À l’approche du 1er mai, l’Aleba apporte, par le biais d’un communiqué, son soutien aux travailleurs «face à l’érosion de leur pouvoir d’achat, à la crise du logement et à l’explosion des coûts de l’énergie». Dans ce contexte, le syndicat martèle que les salariés ont besoin de réponses concrètes, et non pas de discours et de symboles, pointant la tripartite à venir en juin prochain.
«Dans ce contexte, le dialogue social doit être pris au sérieux. Il ne peut pas être invoqué uniquement lorsque cela arrange. Si la tripartite et les grands arbitrages sociaux reviennent au centre des débats, alors la voix des salariés doit être réellement prise en compte», pointe l’Aleba.
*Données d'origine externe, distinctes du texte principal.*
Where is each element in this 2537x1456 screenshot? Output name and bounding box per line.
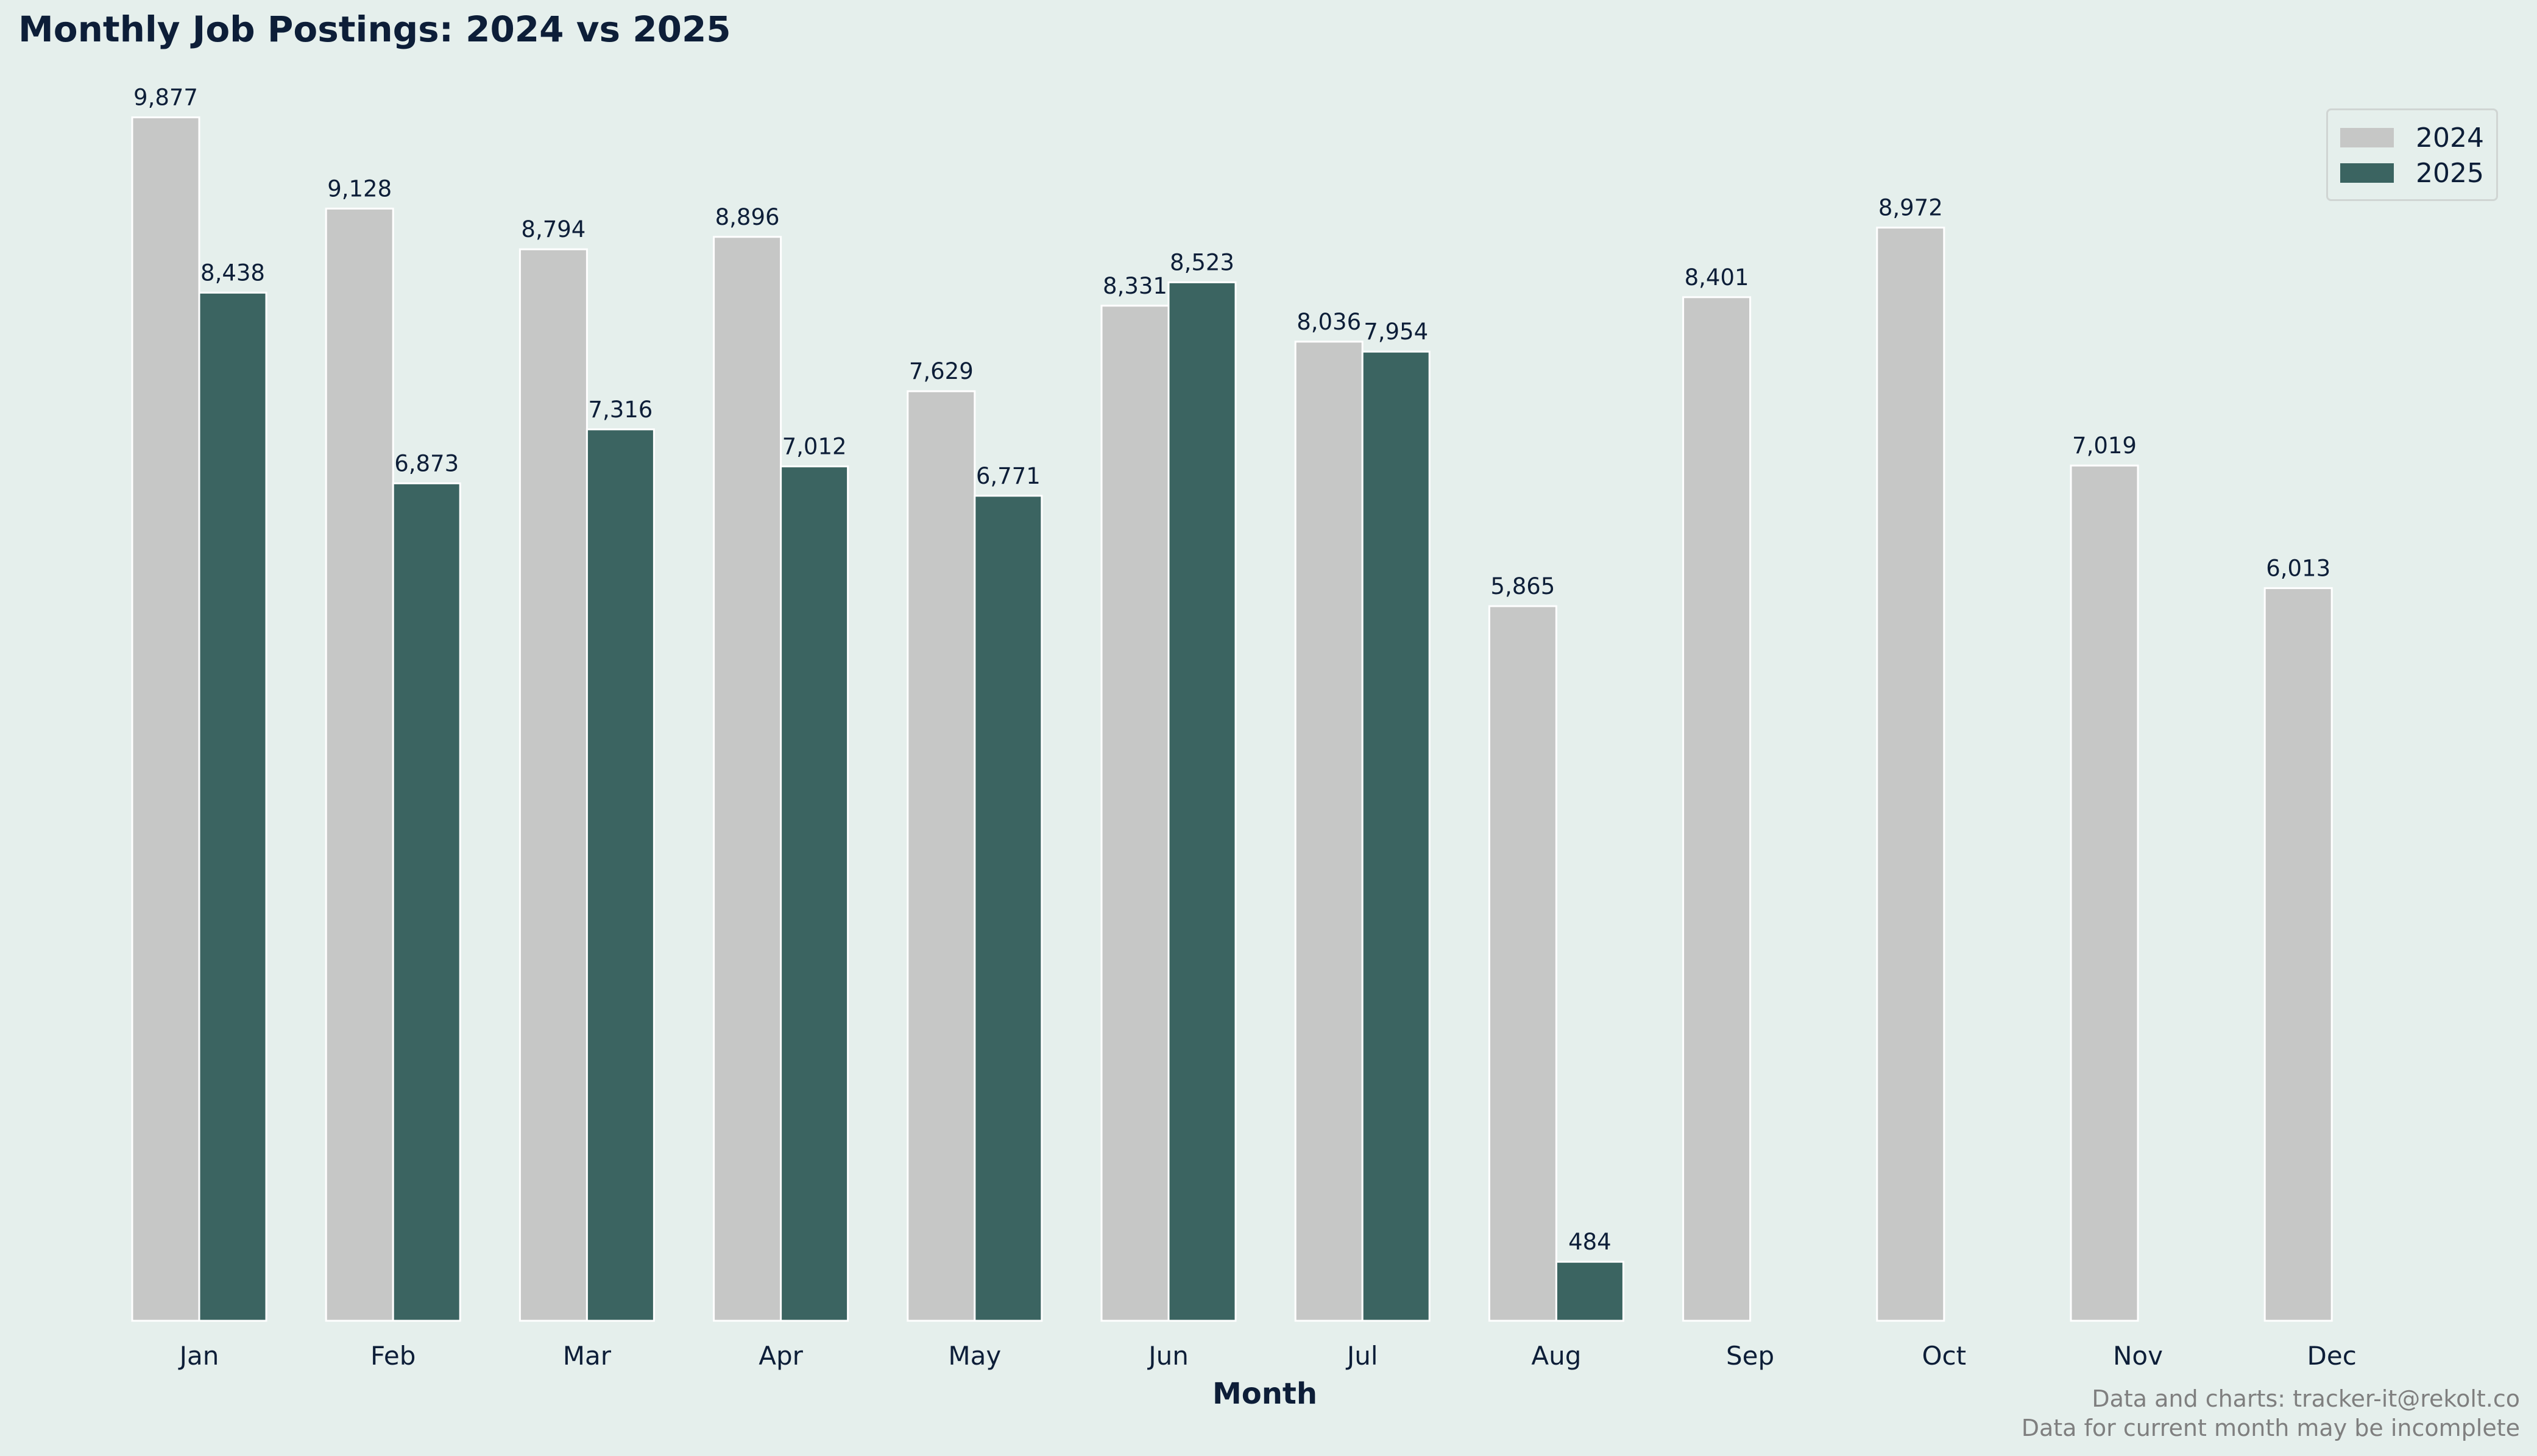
bar-2025-aug bbox=[1555, 1260, 1624, 1322]
legend-swatch-2025 bbox=[2340, 163, 2394, 183]
bar-2024-sep bbox=[1682, 296, 1752, 1322]
x-tick-label-may: May bbox=[948, 1341, 1001, 1371]
x-tick-label-jan: Jan bbox=[178, 1341, 219, 1371]
bar-2025-mar bbox=[586, 428, 655, 1322]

Outre ses combats contre les conséquences de la crise du logement et de la hausse du coût de la vie, l’Aleba assure qu’il poursuivra «son engagement sur toutes les questions qui touchent au respect au travail, à la rémunération, à la protection sociale, aux conditions de travail et à l’avenir de l’emploi».
Télétravail, intelligence artificielle, digitalisation… Le syndicat annonce également rester attentif aux transformations du monde du travail, tout en rappelant qu’un salarié a d’abord «besoin de sécurité, de respect, d’un revenu correct, d’un logement accessible et de perspectives stables».
Le communiqué de l’Aleba se conclut sur ce point : en ce 1er mai, le syndicat appelle à un recentrage clair des priorités : «défendre le pouvoir d’achat, agir sur le logement, traiter sérieusement la question de l’énergie et restaurer un dialogue social crédible».